| Paul Lalli 2006-06-26, 6:58 pm |
| Tom Arnall wrote:
> do you have any idea why:
>
> $_ = " x11x x22x a ";
>
> $re1 = qr/x.*?\d\dx|a/;
> $re2 = qr/($re1\s)?$re1/;
> ($_) = /($re2)/;
> print $_;
>
> doesn't produce 'x11x' ?
Because you're telling the first part of $re2 to be greedy. Your $re2
is looking for "an instance of $re1, a single space, and another
instance of $re1. This causes $re1 to match the x, the two ones, the
two spaces, the x, two twos, and the x. The \s then matches the space,
and the second $re1 matches the a. In order for this to produce just
'x11x', the first part of $re2 would have to not match at all, meaning
it would match ($re1\s) zero times, thus letting $re1 match just
'x11x'. If that's the behavior you want, then change ($re1\s)? to
($re1\s)??
> (note btw that if you insert '\n' between the first
> two tokens of the target string, the result >does become 'x11x'.

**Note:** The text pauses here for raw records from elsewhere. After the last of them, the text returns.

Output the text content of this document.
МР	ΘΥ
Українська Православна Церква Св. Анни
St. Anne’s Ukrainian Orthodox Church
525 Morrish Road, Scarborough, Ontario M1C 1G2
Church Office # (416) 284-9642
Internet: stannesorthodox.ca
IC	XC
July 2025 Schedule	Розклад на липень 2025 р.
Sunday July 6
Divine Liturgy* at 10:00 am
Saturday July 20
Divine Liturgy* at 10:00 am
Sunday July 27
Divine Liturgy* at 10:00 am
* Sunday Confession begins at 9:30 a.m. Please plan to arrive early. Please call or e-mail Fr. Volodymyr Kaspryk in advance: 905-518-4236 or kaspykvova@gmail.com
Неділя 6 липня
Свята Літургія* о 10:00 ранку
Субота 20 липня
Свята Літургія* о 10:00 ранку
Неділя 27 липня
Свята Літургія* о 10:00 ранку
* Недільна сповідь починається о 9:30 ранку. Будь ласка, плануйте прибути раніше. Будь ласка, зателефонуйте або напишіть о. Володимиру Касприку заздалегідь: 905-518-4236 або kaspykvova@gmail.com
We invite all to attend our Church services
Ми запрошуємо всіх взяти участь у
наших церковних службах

I don't know what two tokens you're referring to, or where you're
putting this \n in relation to the two spaces, so I'm not going to
bother theorizing about this.
> note also that if you drop '|a' from $re1 you also get 'x11x'.)
When you take the |a out of the pattern, you prevent the second $re1
from matching the 'a'. So now the pattern first tries to set the first
$re1 to 'x11x'. This doesn't work, because there are two spaces
between that and the next $re1, and you can only match one of them. So
it next tries to set the first $re1 to 'x11x x22x'. This doesn't
work, because what follows the space after this substring doesn't match
$re1 anymore. So the pattern has no choice but to allow ($re1\s)? to
match 0 times, thus letting the second $re1 match 'x11x'.
>
> i read this example as follows:
>
> $re1 = qr/
> x #find an 'x'
> .*? #find whatever of whatever length
No. Find anything (not including newline) of any length, but *only as
much as is necessary to let the pattern succeed*
> \d\d #find two digits
> x #find an 'x'
> | #or, instead of all the foregoing,
> a #find an 'a'
> /x;
>
> $re2 = qr/
> (
> $re1 #find $re1
> \s #and whitespace
> )? #or maybe none of the foregoing
It's not just "or" in the general sense of "it doesn't matter which".
? is very specifically a greedy qualifier. If it can match the
subpattern once, it will. Only if that matching would prevent the
pattern from succeeding will ? instead match 0 times. If you want the
non-greedy version, use the ?? quantifier instead.
> $re1 #find for sure $re1
> #in sum, find $re1 possibly preceded by $re1+whitespace
> /x;
>
> does this sound right?
Hope this helps,
Paul Lalli
|